Our guide next showed us the body of King Henry the Fifth's Queen, Catherine, in an open coffin, who is said to have been a very beautiful Princess; but whose shrivelled skin, much resembling discoloured parchment, may now serve as a powerful antidote to that vanity with which frail beauty is apt to inspire its possessors.

Among the waxen effigies, I had almost forgot to mention King Charles II. and his faithful servant General Monk, whose furious aspect has something terrible in it.

Not far from these is the figure of a lady, one of the Maids of Honour to Queen Elizabeth, who is said to have bled to death by only pricking her finger with a needle

.

I must now return to those monuments, which are in the open part of the church, and free to every one's sight; for those I have been speaking of are inclosed

[sic]

, and not to be seen without a small gratuity to the conductor.
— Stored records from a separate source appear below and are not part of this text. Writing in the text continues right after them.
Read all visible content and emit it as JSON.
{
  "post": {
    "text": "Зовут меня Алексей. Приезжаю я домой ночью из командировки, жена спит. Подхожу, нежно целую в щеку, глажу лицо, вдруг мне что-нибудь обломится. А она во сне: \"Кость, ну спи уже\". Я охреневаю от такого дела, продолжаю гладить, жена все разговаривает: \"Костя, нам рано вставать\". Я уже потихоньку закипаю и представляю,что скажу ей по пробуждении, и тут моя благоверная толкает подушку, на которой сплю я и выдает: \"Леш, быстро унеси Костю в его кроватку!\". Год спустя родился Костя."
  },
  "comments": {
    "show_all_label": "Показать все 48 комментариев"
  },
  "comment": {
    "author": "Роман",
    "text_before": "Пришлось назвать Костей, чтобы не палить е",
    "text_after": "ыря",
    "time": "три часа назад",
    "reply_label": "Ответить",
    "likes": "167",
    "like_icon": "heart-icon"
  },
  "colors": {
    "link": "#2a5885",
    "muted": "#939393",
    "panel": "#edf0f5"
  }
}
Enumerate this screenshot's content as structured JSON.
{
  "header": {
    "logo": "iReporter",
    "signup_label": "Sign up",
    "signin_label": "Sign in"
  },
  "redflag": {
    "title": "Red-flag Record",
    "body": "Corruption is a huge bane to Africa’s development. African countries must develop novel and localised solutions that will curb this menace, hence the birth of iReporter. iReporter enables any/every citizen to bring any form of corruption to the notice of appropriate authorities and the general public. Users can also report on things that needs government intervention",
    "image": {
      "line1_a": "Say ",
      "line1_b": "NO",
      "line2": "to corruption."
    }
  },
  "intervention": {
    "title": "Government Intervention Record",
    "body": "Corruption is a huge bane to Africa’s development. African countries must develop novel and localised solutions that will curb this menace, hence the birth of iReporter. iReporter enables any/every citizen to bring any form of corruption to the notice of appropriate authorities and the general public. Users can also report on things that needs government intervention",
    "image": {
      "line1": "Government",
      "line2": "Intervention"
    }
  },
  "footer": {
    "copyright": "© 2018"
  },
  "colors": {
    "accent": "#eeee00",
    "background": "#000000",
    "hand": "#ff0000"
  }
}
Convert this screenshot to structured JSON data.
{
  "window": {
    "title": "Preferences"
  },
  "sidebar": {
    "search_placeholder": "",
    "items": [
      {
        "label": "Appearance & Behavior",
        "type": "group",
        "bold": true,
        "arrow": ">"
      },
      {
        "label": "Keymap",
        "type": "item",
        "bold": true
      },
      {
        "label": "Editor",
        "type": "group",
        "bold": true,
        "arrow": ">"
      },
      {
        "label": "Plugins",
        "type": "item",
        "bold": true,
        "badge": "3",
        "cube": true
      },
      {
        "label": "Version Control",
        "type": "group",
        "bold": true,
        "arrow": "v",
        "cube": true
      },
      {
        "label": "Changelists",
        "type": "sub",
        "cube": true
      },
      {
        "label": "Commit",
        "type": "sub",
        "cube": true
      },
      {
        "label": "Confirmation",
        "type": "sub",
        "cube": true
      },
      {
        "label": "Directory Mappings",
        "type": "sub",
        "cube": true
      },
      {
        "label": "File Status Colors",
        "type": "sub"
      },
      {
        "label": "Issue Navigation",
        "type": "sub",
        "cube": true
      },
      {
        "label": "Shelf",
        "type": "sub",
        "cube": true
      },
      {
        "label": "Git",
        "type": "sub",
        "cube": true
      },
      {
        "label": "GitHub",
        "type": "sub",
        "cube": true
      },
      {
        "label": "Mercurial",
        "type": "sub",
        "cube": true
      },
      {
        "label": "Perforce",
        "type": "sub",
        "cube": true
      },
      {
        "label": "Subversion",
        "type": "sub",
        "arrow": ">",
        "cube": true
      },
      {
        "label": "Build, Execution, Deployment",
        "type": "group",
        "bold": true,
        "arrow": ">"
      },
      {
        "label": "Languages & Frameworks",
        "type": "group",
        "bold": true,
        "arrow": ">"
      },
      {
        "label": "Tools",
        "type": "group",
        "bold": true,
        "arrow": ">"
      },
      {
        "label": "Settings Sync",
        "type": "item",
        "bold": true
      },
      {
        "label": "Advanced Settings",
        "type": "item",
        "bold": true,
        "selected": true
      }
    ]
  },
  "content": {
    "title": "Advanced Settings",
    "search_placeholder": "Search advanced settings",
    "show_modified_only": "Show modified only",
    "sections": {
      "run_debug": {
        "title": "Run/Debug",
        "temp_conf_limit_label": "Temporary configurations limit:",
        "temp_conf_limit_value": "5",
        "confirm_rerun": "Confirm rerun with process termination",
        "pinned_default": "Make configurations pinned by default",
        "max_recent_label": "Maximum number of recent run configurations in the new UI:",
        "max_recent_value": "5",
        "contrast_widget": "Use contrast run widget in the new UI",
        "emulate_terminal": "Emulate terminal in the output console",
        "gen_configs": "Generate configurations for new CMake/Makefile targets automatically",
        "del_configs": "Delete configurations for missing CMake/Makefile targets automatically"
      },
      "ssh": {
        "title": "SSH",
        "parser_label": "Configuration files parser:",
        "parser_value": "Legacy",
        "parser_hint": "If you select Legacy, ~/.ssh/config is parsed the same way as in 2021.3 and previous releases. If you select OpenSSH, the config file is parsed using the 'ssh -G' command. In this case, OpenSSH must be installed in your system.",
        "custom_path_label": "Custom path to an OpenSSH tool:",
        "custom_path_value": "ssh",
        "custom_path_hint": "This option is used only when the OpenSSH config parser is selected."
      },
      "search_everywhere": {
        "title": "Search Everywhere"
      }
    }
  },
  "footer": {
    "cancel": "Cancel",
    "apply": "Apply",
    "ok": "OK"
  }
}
Among these, then, on the north side, stands a magnificent monument erected to Lady Carteret, for whose death some reports assign a cause something odd, viz. the late French King Louis the XIV.'s saying, That a lady (whom one of his Nobles compared to Lady Carteret) was handsomer than she.

Near this stands a grand monument of Lord De Courcy, with an inscription, signifying that one of his ancestors had obtained a privilege of wearing his hat before the King.